El dorado le sienta bien a las alas de las libélulas, les tatúa la magia solar repartida en millones de puntos que bailan con rapidez, como las hadas que aparecen y desaparecen por el soslayo de nuestros ojos, una fracción de segundo en la que viven en nuestras pupilas sembrando la duda a nuestra razón ¿enloquecimos o fuimos privilegiados? ¡Nunca decir que no existen! esto las aniquila.

La muerte de un hada es más que un pecado. Es mejor disolver y olvidar la visión con un suspiro y dejar que esa bocanada le sirva a el hada que ahora vive en nuestro subconsciente y cuando sea que necesitemos su recuerdo, exhalemos y acuda en un santiamén trayendo la magia solar que también tienen sus alas.

La vida en el bosque no es para cualquiera, menos para los acostumbrados a calentarse con las pantallas y letreros luminosos de las ciudades. Entre la verde espesura los placeres son mayores pero pocos a los ojos inexpertos, en un metro cuadrado hay mucha más vida que en el metro de las urbes.

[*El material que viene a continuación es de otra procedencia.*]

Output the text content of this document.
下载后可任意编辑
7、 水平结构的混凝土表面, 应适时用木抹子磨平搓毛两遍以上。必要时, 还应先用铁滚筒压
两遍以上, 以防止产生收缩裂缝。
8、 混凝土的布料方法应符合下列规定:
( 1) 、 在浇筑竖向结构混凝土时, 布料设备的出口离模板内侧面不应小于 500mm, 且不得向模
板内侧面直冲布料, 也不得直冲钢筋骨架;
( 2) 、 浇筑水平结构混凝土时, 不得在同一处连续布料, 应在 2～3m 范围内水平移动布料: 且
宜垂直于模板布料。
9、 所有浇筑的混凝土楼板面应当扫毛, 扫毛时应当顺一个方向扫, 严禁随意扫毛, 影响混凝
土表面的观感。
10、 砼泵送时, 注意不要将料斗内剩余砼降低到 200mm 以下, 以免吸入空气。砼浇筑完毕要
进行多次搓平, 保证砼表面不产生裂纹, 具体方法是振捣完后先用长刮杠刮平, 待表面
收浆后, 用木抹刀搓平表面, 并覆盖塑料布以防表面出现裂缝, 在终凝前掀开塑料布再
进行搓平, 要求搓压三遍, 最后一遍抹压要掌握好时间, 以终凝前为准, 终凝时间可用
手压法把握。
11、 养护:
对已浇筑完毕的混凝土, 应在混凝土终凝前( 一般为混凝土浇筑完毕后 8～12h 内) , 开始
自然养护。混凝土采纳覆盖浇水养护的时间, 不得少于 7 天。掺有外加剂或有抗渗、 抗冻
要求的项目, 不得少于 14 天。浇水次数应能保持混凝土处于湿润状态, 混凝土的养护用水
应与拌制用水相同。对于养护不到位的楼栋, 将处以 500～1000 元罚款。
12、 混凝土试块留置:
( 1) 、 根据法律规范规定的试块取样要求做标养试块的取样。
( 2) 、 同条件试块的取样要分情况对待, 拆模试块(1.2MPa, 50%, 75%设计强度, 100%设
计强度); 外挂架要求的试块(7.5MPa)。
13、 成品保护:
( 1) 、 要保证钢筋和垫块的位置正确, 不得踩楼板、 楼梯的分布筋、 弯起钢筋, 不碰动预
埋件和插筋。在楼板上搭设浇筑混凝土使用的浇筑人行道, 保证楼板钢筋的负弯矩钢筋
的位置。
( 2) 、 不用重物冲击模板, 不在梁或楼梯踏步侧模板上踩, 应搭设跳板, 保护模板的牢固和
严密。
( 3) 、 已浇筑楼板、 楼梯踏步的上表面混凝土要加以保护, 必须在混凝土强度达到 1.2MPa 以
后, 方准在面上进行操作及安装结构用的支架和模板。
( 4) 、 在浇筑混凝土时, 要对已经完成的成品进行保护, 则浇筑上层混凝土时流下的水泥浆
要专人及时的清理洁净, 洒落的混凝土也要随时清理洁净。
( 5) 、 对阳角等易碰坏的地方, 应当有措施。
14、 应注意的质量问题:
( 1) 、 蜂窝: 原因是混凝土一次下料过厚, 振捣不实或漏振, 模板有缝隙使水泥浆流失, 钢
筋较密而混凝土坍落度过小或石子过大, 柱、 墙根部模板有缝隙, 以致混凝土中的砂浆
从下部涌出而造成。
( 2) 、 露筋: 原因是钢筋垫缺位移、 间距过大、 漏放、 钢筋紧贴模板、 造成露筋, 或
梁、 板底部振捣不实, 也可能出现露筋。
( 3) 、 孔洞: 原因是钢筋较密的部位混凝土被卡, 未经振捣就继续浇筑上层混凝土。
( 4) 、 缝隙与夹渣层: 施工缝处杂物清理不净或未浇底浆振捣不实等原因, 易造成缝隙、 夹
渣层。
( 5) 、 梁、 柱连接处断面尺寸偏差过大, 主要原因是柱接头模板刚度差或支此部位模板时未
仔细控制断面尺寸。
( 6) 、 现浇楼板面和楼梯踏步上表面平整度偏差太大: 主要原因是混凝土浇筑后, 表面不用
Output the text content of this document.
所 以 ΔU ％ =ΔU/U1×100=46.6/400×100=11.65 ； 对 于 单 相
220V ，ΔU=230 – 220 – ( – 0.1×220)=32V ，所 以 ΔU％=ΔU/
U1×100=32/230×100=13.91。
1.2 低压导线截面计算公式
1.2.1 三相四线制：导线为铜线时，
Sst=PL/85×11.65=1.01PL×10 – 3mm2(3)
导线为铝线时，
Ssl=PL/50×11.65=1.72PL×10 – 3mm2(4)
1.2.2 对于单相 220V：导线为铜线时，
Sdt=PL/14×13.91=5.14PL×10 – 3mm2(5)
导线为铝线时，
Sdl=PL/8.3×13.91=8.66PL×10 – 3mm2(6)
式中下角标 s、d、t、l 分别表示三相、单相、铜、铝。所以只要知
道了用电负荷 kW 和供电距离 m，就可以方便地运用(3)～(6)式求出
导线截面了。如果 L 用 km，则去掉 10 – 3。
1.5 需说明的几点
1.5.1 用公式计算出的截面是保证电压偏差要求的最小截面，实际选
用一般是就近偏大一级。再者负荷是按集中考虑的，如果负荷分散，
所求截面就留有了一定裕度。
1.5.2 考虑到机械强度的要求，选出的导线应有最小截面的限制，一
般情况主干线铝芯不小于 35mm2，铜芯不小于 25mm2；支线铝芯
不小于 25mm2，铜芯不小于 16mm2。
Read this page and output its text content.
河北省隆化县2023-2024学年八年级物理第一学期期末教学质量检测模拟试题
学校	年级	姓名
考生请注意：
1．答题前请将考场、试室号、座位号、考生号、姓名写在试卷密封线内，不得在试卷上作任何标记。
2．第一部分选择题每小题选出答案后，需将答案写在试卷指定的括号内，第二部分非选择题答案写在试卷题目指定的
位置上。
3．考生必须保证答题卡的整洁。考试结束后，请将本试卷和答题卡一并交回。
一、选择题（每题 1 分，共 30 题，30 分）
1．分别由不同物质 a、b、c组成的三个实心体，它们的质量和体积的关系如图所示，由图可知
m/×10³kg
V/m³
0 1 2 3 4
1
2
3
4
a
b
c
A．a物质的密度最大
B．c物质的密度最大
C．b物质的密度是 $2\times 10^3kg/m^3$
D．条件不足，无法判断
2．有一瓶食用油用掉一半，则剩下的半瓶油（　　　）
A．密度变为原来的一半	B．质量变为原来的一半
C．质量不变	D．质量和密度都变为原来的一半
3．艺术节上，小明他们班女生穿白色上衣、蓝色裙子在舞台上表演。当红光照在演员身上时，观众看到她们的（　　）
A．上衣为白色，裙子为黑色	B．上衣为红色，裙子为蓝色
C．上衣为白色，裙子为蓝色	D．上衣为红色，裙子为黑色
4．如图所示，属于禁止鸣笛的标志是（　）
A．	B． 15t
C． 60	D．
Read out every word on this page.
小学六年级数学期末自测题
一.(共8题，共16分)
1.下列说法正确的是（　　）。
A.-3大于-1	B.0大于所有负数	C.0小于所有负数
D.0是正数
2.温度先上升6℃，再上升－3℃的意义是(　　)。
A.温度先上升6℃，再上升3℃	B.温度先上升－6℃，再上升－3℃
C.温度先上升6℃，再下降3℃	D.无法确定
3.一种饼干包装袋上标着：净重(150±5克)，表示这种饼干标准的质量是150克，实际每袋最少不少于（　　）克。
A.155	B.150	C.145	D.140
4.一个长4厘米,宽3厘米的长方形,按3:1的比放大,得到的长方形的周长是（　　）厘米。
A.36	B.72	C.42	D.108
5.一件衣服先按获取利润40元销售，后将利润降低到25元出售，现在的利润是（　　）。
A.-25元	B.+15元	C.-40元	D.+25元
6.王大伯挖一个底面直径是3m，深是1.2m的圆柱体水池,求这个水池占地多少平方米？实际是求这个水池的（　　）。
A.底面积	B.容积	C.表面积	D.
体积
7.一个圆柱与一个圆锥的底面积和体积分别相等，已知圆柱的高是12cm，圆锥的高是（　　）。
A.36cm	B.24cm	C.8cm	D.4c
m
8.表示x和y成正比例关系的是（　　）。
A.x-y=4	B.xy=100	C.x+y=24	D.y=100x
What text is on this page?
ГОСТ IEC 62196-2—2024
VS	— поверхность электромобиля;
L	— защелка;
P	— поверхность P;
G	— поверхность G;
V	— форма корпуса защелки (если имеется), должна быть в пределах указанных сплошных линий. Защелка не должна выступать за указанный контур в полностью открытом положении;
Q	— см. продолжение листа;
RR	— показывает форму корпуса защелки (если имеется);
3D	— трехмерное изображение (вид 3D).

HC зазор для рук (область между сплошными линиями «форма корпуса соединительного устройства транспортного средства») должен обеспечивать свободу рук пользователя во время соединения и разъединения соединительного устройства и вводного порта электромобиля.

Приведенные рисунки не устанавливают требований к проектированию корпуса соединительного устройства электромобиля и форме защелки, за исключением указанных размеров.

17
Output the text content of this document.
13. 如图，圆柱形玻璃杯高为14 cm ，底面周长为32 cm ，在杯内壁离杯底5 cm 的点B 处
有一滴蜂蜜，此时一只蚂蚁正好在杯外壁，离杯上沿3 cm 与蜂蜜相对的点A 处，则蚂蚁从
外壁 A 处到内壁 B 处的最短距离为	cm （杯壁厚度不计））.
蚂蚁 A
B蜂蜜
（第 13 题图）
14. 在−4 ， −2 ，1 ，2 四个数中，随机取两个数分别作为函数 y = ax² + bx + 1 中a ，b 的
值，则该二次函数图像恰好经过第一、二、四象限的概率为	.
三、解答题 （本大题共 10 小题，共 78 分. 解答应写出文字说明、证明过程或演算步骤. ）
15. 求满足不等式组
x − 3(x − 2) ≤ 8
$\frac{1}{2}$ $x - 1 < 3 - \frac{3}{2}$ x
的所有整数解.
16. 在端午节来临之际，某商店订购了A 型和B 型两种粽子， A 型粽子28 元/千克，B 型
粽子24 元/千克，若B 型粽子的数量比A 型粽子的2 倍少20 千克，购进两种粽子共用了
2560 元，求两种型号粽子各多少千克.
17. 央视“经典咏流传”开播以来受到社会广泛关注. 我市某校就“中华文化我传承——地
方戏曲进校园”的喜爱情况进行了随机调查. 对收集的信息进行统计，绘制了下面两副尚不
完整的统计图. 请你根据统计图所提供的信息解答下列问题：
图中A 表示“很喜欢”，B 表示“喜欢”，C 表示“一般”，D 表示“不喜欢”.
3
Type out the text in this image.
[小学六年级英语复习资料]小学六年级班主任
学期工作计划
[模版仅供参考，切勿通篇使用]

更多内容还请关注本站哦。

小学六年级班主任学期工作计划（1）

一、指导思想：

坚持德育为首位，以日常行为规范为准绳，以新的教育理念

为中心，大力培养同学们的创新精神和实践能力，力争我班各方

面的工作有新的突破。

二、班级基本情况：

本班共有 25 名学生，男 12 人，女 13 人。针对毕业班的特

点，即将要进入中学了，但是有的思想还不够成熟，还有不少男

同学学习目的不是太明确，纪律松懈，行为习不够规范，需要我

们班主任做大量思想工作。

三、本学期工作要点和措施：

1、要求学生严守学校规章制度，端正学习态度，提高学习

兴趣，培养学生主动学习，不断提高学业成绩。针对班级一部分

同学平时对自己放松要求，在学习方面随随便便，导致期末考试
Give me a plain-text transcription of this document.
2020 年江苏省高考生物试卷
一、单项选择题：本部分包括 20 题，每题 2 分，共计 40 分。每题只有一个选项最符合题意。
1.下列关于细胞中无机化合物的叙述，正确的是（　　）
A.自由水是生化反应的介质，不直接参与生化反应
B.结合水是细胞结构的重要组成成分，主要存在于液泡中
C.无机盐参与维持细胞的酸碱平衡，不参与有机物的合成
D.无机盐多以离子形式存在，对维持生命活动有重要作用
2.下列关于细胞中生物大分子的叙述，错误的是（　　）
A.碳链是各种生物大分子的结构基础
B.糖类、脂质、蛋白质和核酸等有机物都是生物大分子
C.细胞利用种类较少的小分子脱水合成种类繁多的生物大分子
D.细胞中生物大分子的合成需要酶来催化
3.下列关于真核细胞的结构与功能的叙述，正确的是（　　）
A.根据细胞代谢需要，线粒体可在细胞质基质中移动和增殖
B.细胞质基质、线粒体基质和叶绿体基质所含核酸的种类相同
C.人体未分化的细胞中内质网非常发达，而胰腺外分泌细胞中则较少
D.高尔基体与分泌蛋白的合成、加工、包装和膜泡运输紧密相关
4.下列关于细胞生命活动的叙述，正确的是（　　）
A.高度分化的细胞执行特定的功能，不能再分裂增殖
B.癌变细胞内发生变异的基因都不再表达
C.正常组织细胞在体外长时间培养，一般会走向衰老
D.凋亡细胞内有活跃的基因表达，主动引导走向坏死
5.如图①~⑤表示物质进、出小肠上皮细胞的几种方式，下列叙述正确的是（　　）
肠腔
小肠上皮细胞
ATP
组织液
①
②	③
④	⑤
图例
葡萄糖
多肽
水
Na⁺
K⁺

La cercanía con los grandes proveedores se remplaza con la lejanía de los grandes proveedores, las aves y las flores no pagan espacios publicitarios ni verificación.

Esa luz del sol que acaricia las hojas espinadas de los pinos y encinos tuesta pacientemente las bellotas para dar gusto a las ardillas que comercian en trueque armonioso con colibríes y pájaros carpinteros, todo es vida y alegría, todo en orden, todo en equilibrio… por eso es que quiero salir de aquí ya que no hay luz sin oscuridad ni día sin noche y de noche las aves ya no cantan, chillan. Las bestias en las sombras se arrebatan la vida sin piedad, la lechuza devora roedores que descabezaban grillos. Frías ráfagas de aire arrancan gemidos a las ramas de los árboles que hacen caer a las bellotas replicando pasos siniestros. La luna ríe y observa, es un colmillo afilado que no alumbra más de la cuenta una soledad aparente.

Un rasgo de humanidad no caería mal o quizás sí, nadie tendría que estar fuera de mi cabaña y aún así, oigo los pasos que rompen la hojarasca y mis nervios. Imposible ver en esa oscuridad, los murmullos roncos de aquella mujer sobresaltan mi respiración y por más que exhalo agitada buscando a el hada en mi cabeza y me repito que lo que alcanzan a ver mis ojos ahí afuera es una broma de mi razón, la luz no llega, solo en un par de rojas pupilas encendidas que por más que me repita —“Las brujas no existen, las brujas no existen”— ella no muere y sin embargo, ahora sabe mis deseos.